Oosteuropese onderdanen dienen zich met het oog op de toetsing bij de Nederlandse ambassade te melden met een verzoek om een machtiging tot voorlopig verblijf, teneinde de overheid in staat te stellen vooraf te controleren of daadwerkelijk en volledig een dienst als zelfstandige verricht zal worden. Daarbij kunnen slechts de volgende criteria worden toegepast:
Samenvatting van feiten, redenering en dictum In de vier zaken gaat het om Oosteuropese onderdanen die beweren een recht op toelating tot, en verblijf in, het Verenigd Koninkrijk (Gloszcuk, Kondova, Barcoci & Malik), respectievelijk Nederland (Jany), te kunnen ontlenen aan de bepalingen over vestiging in de voor hen geldende Europa-Overeenkomst. Met geringe onderlinge verschillen, stellen deze bepalingen dat elke lidstaat vanaf de inwerkingtreding van de betrokken Europa-Overeenkomst, voor de vestiging van de betrokken Oosteuropese vennootschappen en onderdanen een behandeling dient te verlenen, die niet minder gunstig is dan die welke aan de eigen vennootschappen en onderdanen wordt verleend. Europa-overeenkomsten zijn gesloten met Polen, Hongarije, Roemenië, Bulgarije, Tsjechië, Slowakije, Letland, Litouwen, Estland en Slovenië. De lidstaten dienen ook voor de activiteiten van op hun grondgebied gevestigde vennootschappen en onderdanen van het betrokken Oosteuropese land, een behandeling te verlenen die niet minder gunstig is dan die welke aan de eigen vennootschappen en onderdanen wordt verleend. Het recht op 'vestiging' wordt in de Europa-overeenkomsten nauwkeurig gedefinieerd: voor onderdanen, het recht op toegang tot en uitoefening van economische activiteiten anders dan in loondienst, alsmede het recht om ondernemingen, met name vennootschappen, waarover zij zeggenschap hebben, op te richten en te beheren. De bepaling over vestiging betreft volgens het Hof een nauwkeurig bepaald en onvoorwaardelijk beginsel, dat voldoende werkbaar is om door de nationale rechter te kunnen worden toegepast en dat derhalve de rechtspositie van particulieren kan beheersen. De rechtstreekse werking die dus aan deze bepaling moet worden toegekend, brengt mee dat Poolse, Tsjechische en Bulgaarse onderdanen het recht hebben er zich voor de rechterlijke instanties van de lidstaten van ontvangst op te beroepen, ook al blijven de autoriteiten van deze lidstaat bevoegd de nationale wettelijke regeling betreffende toelating, verblijf en vestiging op die onderdanen toe te passen.

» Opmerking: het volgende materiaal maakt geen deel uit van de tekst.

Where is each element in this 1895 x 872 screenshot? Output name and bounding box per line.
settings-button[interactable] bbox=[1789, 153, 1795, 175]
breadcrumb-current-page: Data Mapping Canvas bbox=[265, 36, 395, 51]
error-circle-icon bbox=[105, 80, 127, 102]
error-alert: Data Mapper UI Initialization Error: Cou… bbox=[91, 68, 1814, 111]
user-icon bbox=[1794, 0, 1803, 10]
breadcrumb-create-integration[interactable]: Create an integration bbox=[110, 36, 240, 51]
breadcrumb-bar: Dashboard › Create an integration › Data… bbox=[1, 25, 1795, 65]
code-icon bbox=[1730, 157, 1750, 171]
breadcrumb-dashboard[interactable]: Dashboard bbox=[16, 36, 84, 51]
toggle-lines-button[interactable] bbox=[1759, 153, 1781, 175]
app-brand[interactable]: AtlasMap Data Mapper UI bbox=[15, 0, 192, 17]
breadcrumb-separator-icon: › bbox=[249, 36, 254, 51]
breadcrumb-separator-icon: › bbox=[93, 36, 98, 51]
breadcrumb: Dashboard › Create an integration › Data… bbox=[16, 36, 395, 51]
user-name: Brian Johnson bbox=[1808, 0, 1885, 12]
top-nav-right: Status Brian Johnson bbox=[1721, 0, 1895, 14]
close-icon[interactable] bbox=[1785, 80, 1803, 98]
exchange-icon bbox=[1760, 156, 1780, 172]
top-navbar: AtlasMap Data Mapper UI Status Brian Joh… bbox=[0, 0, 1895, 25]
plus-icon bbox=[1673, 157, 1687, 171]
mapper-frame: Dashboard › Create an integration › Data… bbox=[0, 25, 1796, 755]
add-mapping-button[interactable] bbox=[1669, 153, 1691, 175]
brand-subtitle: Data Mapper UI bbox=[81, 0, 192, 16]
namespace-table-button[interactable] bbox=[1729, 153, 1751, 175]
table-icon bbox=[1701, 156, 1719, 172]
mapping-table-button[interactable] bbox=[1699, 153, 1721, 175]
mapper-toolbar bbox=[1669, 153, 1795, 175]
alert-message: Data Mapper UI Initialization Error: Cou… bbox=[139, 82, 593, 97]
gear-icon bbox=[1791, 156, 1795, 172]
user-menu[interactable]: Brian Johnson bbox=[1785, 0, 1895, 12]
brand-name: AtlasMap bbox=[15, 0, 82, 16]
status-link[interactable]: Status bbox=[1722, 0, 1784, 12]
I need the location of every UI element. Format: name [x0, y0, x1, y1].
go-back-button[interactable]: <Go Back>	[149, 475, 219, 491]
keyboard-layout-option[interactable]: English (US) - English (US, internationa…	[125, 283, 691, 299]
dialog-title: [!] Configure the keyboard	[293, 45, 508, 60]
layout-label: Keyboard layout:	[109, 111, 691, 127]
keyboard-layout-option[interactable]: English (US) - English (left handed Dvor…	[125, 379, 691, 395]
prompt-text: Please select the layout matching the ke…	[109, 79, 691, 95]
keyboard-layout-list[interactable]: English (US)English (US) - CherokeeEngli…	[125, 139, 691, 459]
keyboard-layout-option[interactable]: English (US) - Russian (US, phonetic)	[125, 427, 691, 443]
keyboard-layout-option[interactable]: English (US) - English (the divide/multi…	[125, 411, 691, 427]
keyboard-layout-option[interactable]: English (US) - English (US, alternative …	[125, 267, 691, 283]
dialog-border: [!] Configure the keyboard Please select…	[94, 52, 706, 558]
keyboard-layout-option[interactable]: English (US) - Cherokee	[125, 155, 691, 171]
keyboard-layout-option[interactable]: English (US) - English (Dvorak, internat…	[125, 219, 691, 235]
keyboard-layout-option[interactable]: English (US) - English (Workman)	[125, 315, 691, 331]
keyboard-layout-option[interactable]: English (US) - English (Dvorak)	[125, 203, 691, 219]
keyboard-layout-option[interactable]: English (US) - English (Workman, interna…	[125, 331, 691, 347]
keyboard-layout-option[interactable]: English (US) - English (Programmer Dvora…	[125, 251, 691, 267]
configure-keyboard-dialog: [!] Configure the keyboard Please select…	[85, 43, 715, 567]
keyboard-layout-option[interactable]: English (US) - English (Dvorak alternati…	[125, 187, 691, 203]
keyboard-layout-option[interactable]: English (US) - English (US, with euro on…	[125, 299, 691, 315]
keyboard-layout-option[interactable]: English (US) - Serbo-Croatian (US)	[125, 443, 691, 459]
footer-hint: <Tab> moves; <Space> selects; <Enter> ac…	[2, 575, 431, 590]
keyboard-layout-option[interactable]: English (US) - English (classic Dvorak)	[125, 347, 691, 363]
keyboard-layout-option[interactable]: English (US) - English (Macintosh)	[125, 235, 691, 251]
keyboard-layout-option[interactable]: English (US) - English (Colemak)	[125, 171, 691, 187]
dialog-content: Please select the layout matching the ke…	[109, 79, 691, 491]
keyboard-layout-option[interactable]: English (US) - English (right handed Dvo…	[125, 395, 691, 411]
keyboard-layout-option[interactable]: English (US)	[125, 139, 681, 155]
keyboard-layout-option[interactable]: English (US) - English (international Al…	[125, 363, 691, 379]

In de Britse zaken Gloszczuk en Kondova (echter niet in de Britse zaak Barcoci & Malik) hadden betrokkenen valse verklaringen afgelegd om het Verenigd Koninkrijk binnen te komen. In een dergelijk geval staat het volgens het Hof de lidstaat in beginsel vrij deze vergunning te weigeren aan Oosteuropese onderdanen die zich op het in de Europa-overeenkomst neergelegde non-discriminatiebeginsel beroepen, los van de vraag of aan de andere materiële vereisten van de nationale wettelijke regeling is voldaan. De doeltreffendheid van een dergelijk stelsel van voorafgaande controle hangt in hoge mate af van de juistheid van de verklaringen op het tijdstip dat zij bij de bevoegde diensten in hun lidstaat van oorsprong, dan wel bij hun aankomst in de lidstaat van ontvangst, een reisvisum aanvragen. Het afleggen van valse verklaringen druist in tegen de verplichting die rust op eenieder die zich in de lidstaat van ontvangst wil vestigen, om zijn bedoeling eerlijk aan te geven. De naleving van deze verplichting is noodzakelijk om de bevoegde autoriteiten in staat te stellen na te gaan, of de werkzaamheden die een onderdaan van het betrokken Oosteuropese land als zelfstandige wil verrichten, werkelijk uitsluitend werkzaamheden als zelfstandige betreffen Gelet op de ernst van een dergelijke schending, kan het in de vreemdelingenwetgeving van de lidstaat van ontvangst gestelde vereiste van behoorlijke indiening van een nieuwe vestigingsaanvraag in het land van oorsprong of een derde land (woonland), niet ongerechtvaardigd worden geacht.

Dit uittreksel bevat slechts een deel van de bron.